Korban menduga ada kong kalikong, saat pembuatan BAP oleh penyidik kepolisian sampai perkara dinaikan ke Kejaksaan. Bagaimana tidak, Keterangan yang di sampaikan saksi dan korban, justru berbeda dalam dakwaan. Apalagi keterangan saksi dan korban di dalam fakta sidang, yang digelar di Pengadilan Negeri Airmadidi, sudah di akui semua oleh terdakwa sendiri.
“Bagaimana bisa, keterangan saat di BAP oleh penyidik, berbeda dengan dakwaan. Dalam hal ini, keterangan awal yang di utarakan oleh pelaku, tidak sama dengan keterangan pelaku saat di Pengadilan, alias ngawur, “ucap korban.
Menurutnya, sangat di sesalkan dakwaan tuntutan hukum yang di kenakan terhadap terdakwa dalam BAP, hanya mengacu pada pasal 2 ayat 1, UU darurat tahun 1951, dan atau pasal 351 ayat 1, tentang penganiayaan ringan. Kata “dan atau” tersebut, diduga kuat untuk meringankan terdakwa. Jadi nantinya, pengunaan pasal hanya antara pasal 1 atau 2. Disinilah kehebatan Jaksa dan penyidik dalam perkara ini, “ujarnya”.
Dan benar saja, tuntutan hukuman kepada pelaku (terdakwa), jauh lebih ringan. Justru pasal penganiayaan dalam dakwaan di hilangkan dan tuntutan menjadi 2 tahun 6 bulan.
Saya berharap, Kejaksaan Agung dan juga Polri melihat permasalah ini lebih dalam, karena tentunya akan berdampak luas nantinya ke masyarakat. Saya hanyalah orang kecil, namun saya meminta keadilan yang tentunya, menuntut pelaku sesuai dengan perbuatanya.

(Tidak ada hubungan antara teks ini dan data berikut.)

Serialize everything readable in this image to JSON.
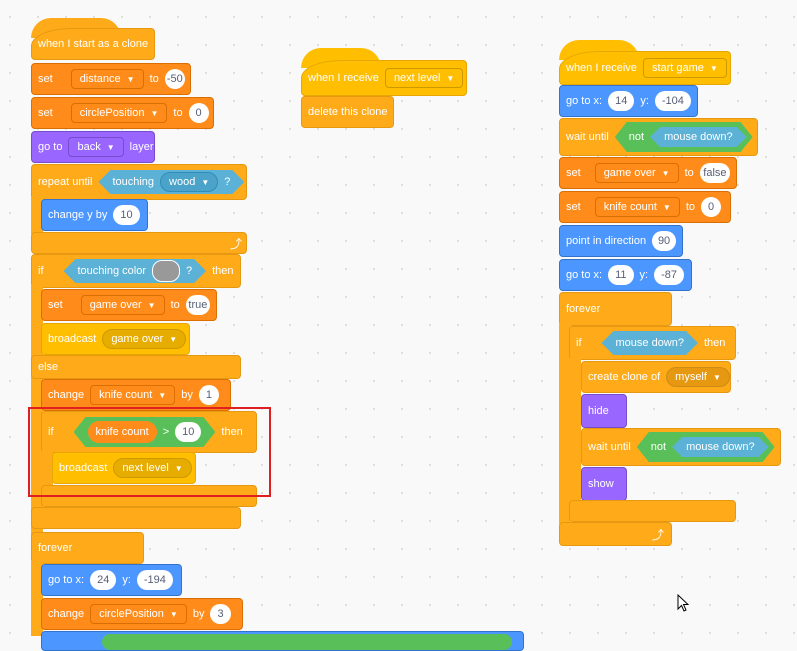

” Saya akan terus mencari keadilan, sampai keadilan berpihak kepada yang benar. “Tegasnya.
Kronologis :
Saat itu, pelaku yang sudah di pengaruhi oleh minuman keras (alkohol), memasuki rumah korban dengan membawa senjata tajam berupa samurai (panjang 73 Cm), (lebar 3 Cm), panjang sisi tajam 44 Cm), kemudian mengatakan “Kita dengar ngoni beking-beking ibadah Muslim disini kang, kita mo potong pa ngana”. Ucapan itu, diutarakan oleh pelaku sebelum pelaku melakukan penganiayaan sebanyak 3x, di bagian arah kepala korban. Usai melakukan penganiayaan dengan senjata tajam, pelaku kemudian melakukan pengrusakan di dalam rumah korban dan kembali mengatakan “kita nemau mo lia ngoni ba ibadah Muslim di sini, kita mo cincang pa ngoni samua, “ucap korban mengutip pernyataan pelaku dalam sidang.
Jika kasus ini di abaikan, akan sangat berbahaya dan berdampak kepada masyarakat luas. Kami keluarga, hanya meminta keadikan hukum, dan kami tidak akan berhenti sampai kami mendapatkan keadilan itu.